North Dakota is one of 12 Clean Air states judged by the EPA, Van Dyke said. As long as the EPA has been looking at health standards, he said North Dakota has been a Clean Air state.
“The counties in question where these plants are ranked are among the top 25 cleanest counties in the United States by the American Lung Association,” Klecker-Green added.
“The plan the EPA is proposing for SCR (Selective Catalytic Reduction) technology would cost more than $700 million to implement on top of the already $700 million expended by the industry,” Klecker-Green said. She said the visibility difference and the benefit derived from that technology assuming it works the way it should is not discernible to the human eye.
“Do our electric consumers really need to bear the cost above and beyond the state’s plan for something that has no visible benefit? That’s a real concern that we have,” she said.
“As an industry and co-ops we have a strong environmental record,” Klecker-Green said. “Our commitment to the environment and in clean air has been proven and our reclamation practices, so this is not about environmental commitment, this is about what is right for our electric consumers in striking the right balance between a reasonable approach and one that isn’t.”
“Under the Clean Air Act the states were given the disgression to develop their implementation plans because of their local knowledge and wisdom here within. Now the EPA is usurping state’s rights, and like Steve said, imposing this one size fits all approach that does not make sense for North Dakota because of the unique nature of lignite,” Klecker-Green said.
“The Lignite Industry is very important not only to North Dakota but regionally.

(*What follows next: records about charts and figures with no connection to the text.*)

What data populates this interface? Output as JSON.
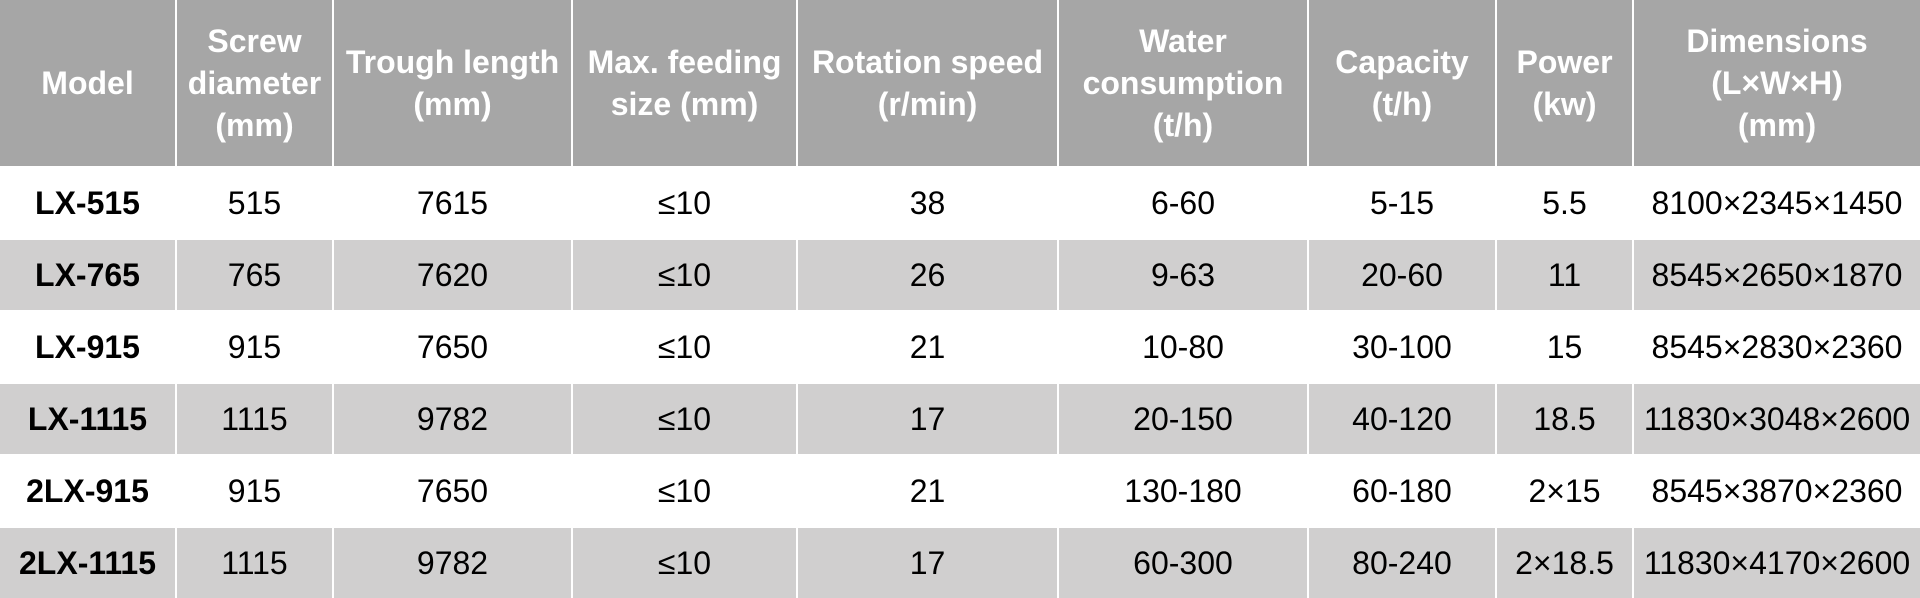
{
  "table": {
    "headers": [
      [
        "Model"
      ],
      [
        "Screw",
        "diameter",
        "(mm)"
      ],
      [
        "Trough length",
        "(mm)"
      ],
      [
        "Max. feeding",
        "size (mm)"
      ],
      [
        "Rotation speed",
        "(r/min)"
      ],
      [
        "Water",
        "consumption",
        "(t/h)"
      ],
      [
        "Capacity",
        "(t/h)"
      ],
      [
        "Power",
        "(kw)"
      ],
      [
        "Dimensions",
        "(L×W×H)",
        "(mm)"
      ]
    ],
    "rows": [
      [
        "LX-515",
        "515",
        "7615",
        "≤10",
        "38",
        "6-60",
        "5-15",
        "5.5",
        "8100×2345×1450"
      ],
      [
        "LX-765",
        "765",
        "7620",
        "≤10",
        "26",
        "9-63",
        "20-60",
        "11",
        "8545×2650×1870"
      ],
      [
        "LX-915",
        "915",
        "7650",
        "≤10",
        "21",
        "10-80",
        "30-100",
        "15",
        "8545×2830×2360"
      ],
      [
        "LX-1115",
        "1115",
        "9782",
        "≤10",
        "17",
        "20-150",
        "40-120",
        "18.5",
        "11830×3048×2600"
      ],
      [
        "2LX-915",
        "915",
        "7650",
        "≤10",
        "21",
        "130-180",
        "60-180",
        "2×15",
        "8545×3870×2360"
      ],
      [
        "2LX-1115",
        "1115",
        "9782",
        "≤10",
        "17",
        "60-300",
        "80-240",
        "2×18.5",
        "11830×4170×2600"
      ]
    ]
  },
  "colors": {
    "header_bg": "#a6a6a6",
    "header_text": "#ffffff",
    "row_odd_bg": "#ffffff",
    "row_even_bg": "#d0cfcf",
    "cell_text": "#000000"
  }
}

Basin (Electric) serves customers not only in North Dakota but the surrounding states and actually all the way down to New Mexico,” Van Dyke said.
Klecker-Green said Basin Electric has 2.8 million customers in nine states stretching from Canada to the Mexican border.

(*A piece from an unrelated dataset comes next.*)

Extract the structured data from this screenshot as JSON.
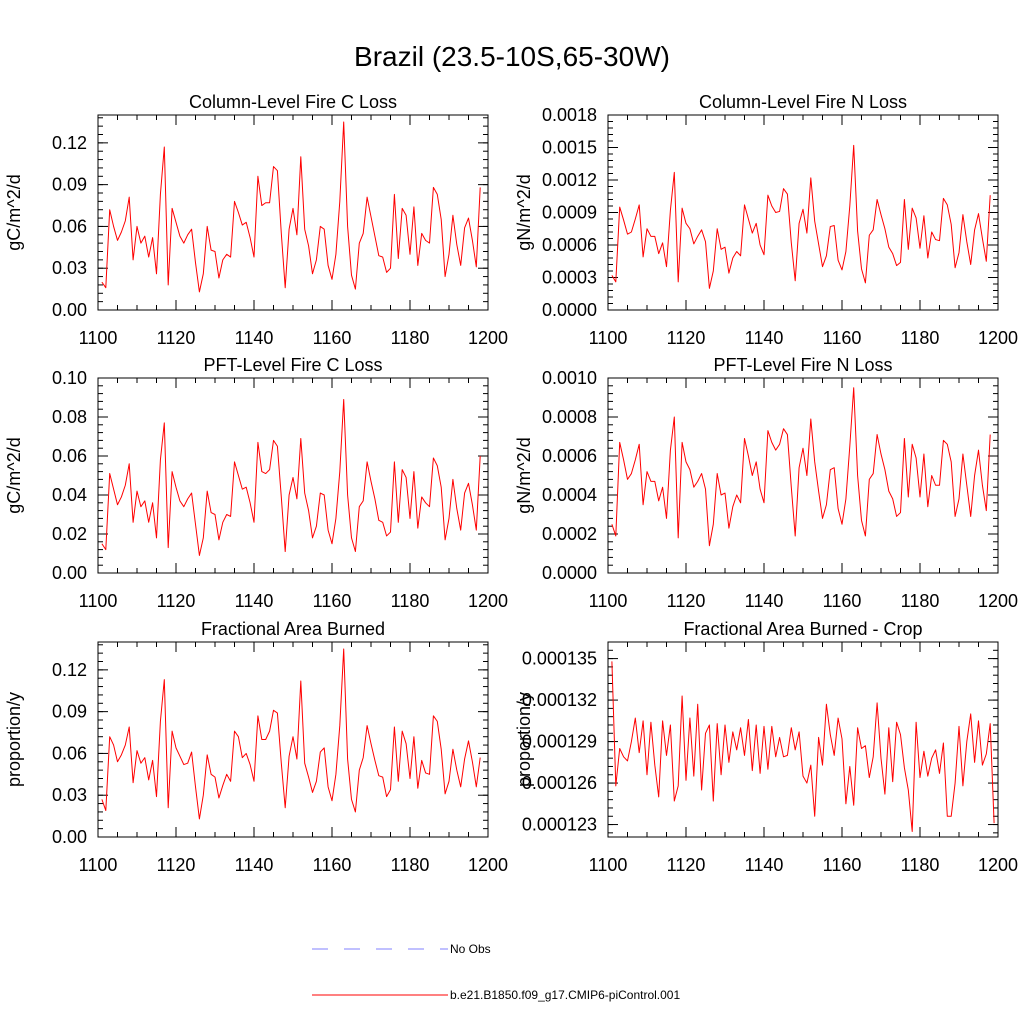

Van Dyke said if the EPA does not withdraw its plan, the N.D. Department of Health appropriation budget that was passed by the
Legislature included $1 million for the state to sue EPA.
“It’s one of those things where the state has said, ‘We’re going to protect our state’s rights,’ Van Dyke said.
“I would guess come February or March, if the EPA goes forward with this, then we’ll see legal action taken by the attorney general on behalf of the Department of Health,” Van Dyke added.
Klecker-Green said the EPA serves an important function and does a tremendous amount of good. “But right now what they are doing and their attacks on coal and how they are going about it is problematic not just problematic for the industry but the nation, because it is the electric consumers who are going to bear the costs of this and again, for what benefit?
Van Dyke said last week the U.S. House passed legislation called the TRAIN Act, which would require the EPA to do a cost-benefit analysis on their regulations, which is not being done now nor has been done in the past. TRAIN stands for Transparency in Regulatory Analysis of Impacts on the Nation.
“This is a pocketbook issue,” Van Dyke said. “Eighty-two percent of the electricity in North Dakota comes from lignite, but if you just step back and look at the electric grid in the United States, coal is the backbone of the electric grid.”